At this point I was starting to get more than a little annoyed at the service. We had waited about an hour for our main course, and told our waiter so. He apologised and was kind enough to put the side dishes (mash, roast carrots and green beans) as well as another round of drinks on the house. So we decided to order our desserts.

For dessert, I was very interested in the Eccles cake with Stilton ice cream, but as it took too long I decided to opt for the cappucino creme brulee instead. It came in a cappucino cup, milk foam sprinkled with cocoa powder overlaying a coffee-flavoured creme brulee.
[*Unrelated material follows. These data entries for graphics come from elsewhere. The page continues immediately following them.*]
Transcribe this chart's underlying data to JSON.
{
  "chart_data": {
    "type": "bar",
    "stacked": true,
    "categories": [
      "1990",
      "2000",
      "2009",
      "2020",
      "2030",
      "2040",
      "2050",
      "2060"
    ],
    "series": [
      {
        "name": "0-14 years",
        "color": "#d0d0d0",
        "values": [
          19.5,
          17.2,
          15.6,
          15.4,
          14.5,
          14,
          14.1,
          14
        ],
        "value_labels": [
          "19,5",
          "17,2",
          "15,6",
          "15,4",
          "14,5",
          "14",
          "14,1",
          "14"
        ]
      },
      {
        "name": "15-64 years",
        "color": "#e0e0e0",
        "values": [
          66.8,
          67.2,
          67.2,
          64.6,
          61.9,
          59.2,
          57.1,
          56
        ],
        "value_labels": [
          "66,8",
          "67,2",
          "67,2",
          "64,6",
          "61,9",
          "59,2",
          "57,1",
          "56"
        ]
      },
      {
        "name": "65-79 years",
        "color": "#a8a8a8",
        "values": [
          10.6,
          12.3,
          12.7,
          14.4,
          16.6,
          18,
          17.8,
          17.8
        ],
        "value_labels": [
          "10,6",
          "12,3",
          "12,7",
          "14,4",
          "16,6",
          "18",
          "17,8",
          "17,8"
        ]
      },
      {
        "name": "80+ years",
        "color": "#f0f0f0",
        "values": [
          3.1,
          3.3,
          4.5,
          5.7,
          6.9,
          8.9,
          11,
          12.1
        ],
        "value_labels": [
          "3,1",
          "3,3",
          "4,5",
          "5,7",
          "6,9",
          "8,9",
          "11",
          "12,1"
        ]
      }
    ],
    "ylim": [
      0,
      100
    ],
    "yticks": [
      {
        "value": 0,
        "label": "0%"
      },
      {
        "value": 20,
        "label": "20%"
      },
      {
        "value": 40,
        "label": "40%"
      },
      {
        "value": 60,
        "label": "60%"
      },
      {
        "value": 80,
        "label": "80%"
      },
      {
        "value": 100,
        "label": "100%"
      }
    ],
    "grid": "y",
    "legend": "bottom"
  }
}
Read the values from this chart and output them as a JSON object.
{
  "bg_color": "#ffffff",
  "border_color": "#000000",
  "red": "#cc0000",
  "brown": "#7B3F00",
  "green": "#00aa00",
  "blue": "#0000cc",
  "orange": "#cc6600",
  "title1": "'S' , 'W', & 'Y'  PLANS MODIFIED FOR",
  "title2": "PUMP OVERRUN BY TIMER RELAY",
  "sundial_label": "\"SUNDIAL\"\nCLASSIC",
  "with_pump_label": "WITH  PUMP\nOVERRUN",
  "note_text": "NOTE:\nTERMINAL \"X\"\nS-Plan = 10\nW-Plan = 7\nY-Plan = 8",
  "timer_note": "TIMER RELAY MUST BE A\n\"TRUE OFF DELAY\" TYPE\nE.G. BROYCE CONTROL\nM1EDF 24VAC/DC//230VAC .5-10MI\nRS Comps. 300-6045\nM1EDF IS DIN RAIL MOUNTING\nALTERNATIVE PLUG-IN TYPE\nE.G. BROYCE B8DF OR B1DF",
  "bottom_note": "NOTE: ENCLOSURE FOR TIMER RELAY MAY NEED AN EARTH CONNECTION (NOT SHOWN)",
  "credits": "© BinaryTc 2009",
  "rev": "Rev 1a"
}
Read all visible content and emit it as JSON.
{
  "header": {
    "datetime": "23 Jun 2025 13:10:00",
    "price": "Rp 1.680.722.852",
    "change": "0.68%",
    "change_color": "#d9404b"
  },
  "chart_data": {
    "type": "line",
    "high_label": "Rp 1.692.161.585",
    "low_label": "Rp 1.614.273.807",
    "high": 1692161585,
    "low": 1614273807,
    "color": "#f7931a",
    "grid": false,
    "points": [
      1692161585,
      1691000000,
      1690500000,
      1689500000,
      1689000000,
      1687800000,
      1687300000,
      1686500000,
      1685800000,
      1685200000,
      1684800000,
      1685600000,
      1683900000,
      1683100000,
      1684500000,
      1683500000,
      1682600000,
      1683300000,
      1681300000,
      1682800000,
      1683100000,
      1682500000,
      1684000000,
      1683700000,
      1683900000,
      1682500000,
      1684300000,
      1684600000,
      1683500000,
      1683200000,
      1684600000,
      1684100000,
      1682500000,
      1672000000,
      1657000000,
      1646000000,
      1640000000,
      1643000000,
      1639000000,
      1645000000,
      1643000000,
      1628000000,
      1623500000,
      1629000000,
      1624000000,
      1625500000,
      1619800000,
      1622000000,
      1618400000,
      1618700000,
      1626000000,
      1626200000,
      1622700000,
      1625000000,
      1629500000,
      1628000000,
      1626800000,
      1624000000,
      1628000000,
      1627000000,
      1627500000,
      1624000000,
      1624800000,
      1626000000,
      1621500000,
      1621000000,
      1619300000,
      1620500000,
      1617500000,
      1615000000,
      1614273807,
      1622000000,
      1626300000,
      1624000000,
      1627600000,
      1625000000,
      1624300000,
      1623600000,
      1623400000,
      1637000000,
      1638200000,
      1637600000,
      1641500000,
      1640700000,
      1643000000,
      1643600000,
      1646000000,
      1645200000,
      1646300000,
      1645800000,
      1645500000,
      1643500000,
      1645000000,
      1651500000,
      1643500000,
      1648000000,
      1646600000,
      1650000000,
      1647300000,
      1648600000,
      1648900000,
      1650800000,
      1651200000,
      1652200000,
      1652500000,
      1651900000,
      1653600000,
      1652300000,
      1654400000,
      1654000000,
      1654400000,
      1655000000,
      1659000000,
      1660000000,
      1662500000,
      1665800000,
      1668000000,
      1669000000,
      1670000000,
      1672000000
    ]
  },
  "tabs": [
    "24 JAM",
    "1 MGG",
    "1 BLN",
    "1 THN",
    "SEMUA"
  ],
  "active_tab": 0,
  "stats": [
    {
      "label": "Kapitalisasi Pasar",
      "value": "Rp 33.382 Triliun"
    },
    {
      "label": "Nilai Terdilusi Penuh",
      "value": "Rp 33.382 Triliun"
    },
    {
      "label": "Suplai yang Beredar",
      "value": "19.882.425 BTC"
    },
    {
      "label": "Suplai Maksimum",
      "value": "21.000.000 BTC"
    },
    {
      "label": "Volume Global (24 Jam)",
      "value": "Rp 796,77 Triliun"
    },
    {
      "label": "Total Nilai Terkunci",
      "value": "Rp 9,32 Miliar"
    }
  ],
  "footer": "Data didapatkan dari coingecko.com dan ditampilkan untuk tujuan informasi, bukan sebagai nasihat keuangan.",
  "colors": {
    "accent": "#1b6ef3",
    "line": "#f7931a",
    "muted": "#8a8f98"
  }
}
The sugar shell was nice and thick the way I like it, but I think overall it was too sweet. I would probably have preferred the Eccles cakes.

The hens then joined the stags after dessert, and everyone went down to the dance floor. Round about midnight, they had cleared away the tables from the dance floor, switching from restaurant to nightclub. The music was a mixture of contemporary hip-hop and dance, not quite to my taste, and anyway the Pretty Lady was waiting at home, so I said goodbye to both groom- and bride-to-be, and left.

Would I go back? Yes - for the tomato consomme alone, if nothing else. The chef is talented and creative, and I enjoyed his food very much. I think the Pretty Lady would too.

Scores:

16 July 2008: TFQ = 26, CS = 27, S = 10, AD = 8, VfM = 6. Total = 77 points.

*but only because of the poor service.